The overwhelming condemnation of Barr’s remarks via social and other media has proved at least one thing: Racism won’t be tolerated in this country ever again. We can infer this because Barr made a similar racist remark in 2013 about then-national security adviser Susan Rice with little disapproval.
Nevertheless, some have leapt to Barr’s defense. A joke is a joke, they say, and bad ones shouldn’t be show-stoppers. Free speech, y’all, comes the chorus from quarters where the First Amendment is only selectively admired. Speech is free, all right, but it doesn’t mean free from consequences — and free markets decide what sells.
No doubt, Barr’s anguish over about the consequences shared by her cast and co-stars is sincere. But bottom line: There is no excuse.

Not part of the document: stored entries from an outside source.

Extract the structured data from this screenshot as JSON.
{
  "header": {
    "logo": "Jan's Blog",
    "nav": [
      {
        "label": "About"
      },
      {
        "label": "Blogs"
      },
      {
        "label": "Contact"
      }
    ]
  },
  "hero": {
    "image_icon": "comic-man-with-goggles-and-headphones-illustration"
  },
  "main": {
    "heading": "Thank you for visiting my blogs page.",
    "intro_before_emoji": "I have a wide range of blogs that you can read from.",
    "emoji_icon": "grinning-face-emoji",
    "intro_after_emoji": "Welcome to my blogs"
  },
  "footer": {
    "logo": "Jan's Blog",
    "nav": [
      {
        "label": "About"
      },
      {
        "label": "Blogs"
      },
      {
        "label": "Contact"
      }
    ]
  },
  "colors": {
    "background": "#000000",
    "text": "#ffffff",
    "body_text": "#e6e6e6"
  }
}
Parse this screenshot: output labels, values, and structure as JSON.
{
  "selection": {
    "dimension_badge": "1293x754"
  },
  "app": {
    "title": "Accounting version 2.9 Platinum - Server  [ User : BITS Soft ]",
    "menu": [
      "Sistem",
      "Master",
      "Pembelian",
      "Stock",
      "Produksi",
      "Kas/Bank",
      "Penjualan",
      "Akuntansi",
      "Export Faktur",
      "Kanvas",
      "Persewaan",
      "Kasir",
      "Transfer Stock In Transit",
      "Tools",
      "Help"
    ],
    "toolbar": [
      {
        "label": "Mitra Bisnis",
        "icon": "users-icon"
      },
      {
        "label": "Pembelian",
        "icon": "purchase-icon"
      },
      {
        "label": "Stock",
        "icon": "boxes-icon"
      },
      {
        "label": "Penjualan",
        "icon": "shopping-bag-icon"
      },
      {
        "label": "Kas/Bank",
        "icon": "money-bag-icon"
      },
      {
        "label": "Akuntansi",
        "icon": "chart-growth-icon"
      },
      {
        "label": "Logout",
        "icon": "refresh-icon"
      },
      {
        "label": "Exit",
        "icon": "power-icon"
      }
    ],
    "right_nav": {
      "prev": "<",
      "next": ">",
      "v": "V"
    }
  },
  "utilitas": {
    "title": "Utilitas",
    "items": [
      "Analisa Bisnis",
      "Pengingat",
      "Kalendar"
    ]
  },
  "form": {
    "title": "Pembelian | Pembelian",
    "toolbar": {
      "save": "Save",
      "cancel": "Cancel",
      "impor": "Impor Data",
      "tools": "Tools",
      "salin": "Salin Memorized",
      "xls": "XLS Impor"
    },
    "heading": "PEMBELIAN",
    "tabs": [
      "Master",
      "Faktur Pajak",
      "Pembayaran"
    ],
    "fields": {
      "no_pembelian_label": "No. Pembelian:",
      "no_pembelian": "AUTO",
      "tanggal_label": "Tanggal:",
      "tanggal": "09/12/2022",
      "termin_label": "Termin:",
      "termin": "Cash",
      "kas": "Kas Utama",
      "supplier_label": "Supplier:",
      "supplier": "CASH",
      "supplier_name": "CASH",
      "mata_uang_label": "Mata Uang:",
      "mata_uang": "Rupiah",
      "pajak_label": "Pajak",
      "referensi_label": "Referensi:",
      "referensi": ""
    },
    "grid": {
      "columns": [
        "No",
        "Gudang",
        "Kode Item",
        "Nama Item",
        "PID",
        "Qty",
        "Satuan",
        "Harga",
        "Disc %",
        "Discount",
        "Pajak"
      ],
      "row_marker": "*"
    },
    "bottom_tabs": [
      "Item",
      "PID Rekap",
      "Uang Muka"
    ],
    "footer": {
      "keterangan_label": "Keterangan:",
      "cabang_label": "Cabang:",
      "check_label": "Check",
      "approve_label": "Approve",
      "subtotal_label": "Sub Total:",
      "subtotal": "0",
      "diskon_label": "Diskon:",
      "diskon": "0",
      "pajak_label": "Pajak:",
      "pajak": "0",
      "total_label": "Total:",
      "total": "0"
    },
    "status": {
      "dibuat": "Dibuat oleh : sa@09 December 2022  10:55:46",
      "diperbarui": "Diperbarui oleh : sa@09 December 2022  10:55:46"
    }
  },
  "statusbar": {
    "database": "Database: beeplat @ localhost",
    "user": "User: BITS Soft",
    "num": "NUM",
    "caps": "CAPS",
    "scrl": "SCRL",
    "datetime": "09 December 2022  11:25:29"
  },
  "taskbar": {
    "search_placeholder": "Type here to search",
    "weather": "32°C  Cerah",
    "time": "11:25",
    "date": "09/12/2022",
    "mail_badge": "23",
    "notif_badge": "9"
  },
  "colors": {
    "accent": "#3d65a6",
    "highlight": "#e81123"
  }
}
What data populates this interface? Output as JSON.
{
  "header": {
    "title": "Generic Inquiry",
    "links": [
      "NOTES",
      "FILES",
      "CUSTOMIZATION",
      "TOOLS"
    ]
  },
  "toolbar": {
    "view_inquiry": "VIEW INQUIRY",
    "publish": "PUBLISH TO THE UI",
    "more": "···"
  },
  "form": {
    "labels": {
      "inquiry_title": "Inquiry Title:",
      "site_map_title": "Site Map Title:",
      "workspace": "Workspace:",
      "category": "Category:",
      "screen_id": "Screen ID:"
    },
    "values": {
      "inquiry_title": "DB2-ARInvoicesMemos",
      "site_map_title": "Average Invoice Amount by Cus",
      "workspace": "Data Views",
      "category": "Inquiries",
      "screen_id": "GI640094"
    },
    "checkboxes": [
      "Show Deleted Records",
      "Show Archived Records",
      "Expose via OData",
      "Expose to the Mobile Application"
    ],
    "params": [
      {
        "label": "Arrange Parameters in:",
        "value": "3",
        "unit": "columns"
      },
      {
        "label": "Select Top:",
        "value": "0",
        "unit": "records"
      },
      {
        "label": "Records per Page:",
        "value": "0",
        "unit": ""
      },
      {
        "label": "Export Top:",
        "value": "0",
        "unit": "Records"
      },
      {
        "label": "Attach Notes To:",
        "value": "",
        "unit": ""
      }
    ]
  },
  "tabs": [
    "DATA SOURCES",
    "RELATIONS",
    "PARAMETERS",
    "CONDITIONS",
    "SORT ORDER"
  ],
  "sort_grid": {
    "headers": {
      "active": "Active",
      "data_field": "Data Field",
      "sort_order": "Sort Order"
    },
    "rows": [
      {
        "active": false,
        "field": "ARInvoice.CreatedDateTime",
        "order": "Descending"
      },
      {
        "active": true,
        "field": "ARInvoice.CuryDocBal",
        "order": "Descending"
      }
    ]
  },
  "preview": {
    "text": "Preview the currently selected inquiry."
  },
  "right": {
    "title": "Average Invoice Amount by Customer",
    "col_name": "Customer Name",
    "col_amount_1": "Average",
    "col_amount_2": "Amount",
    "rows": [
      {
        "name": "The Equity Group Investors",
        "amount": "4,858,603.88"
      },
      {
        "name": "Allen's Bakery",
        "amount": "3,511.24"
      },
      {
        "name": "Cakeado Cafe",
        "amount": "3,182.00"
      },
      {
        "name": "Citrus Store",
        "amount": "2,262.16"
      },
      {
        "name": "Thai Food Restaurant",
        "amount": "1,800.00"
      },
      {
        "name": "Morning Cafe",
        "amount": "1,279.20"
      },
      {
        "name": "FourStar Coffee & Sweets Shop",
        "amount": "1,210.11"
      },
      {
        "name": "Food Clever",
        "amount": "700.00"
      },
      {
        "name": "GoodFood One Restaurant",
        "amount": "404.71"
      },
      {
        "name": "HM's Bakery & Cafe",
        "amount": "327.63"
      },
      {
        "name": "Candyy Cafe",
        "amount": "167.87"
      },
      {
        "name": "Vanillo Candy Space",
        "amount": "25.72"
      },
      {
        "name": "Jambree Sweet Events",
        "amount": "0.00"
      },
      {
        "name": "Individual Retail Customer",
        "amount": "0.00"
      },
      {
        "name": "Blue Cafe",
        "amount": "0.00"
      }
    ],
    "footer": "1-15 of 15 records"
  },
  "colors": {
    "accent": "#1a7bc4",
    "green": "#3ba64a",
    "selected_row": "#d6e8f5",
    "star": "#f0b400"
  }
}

While Barr’s tweet about Jarrett may have revealed her darkest thoughts, her attempts to cover herself reveal who and what she is.
Inadvertently, the incident also highlighted who Valerie Jarrett is: a strong, intelligent, well-educated, service-driven, thoughtful, warm and charming woman of historic significance. One hopes that Jarrett, whom I count as a friend, is also impervious to the Barrs of the world.
On a positive note, Trump and Barr are to be credited with shining a light on America’s underbelly and uniting decent Americans in common cause. Unlike in earlier times when racism or sexism were shouted out, social media and the recent momentum of two relevant movements — #MeToo and #BLM — suggest that times are, indeed, changing for good. No excuses.
In the meantime, Jarrett floats above the fray with grace and dignity, seeking ways to make this a teaching moment, and reminding us of what true leadership looks like.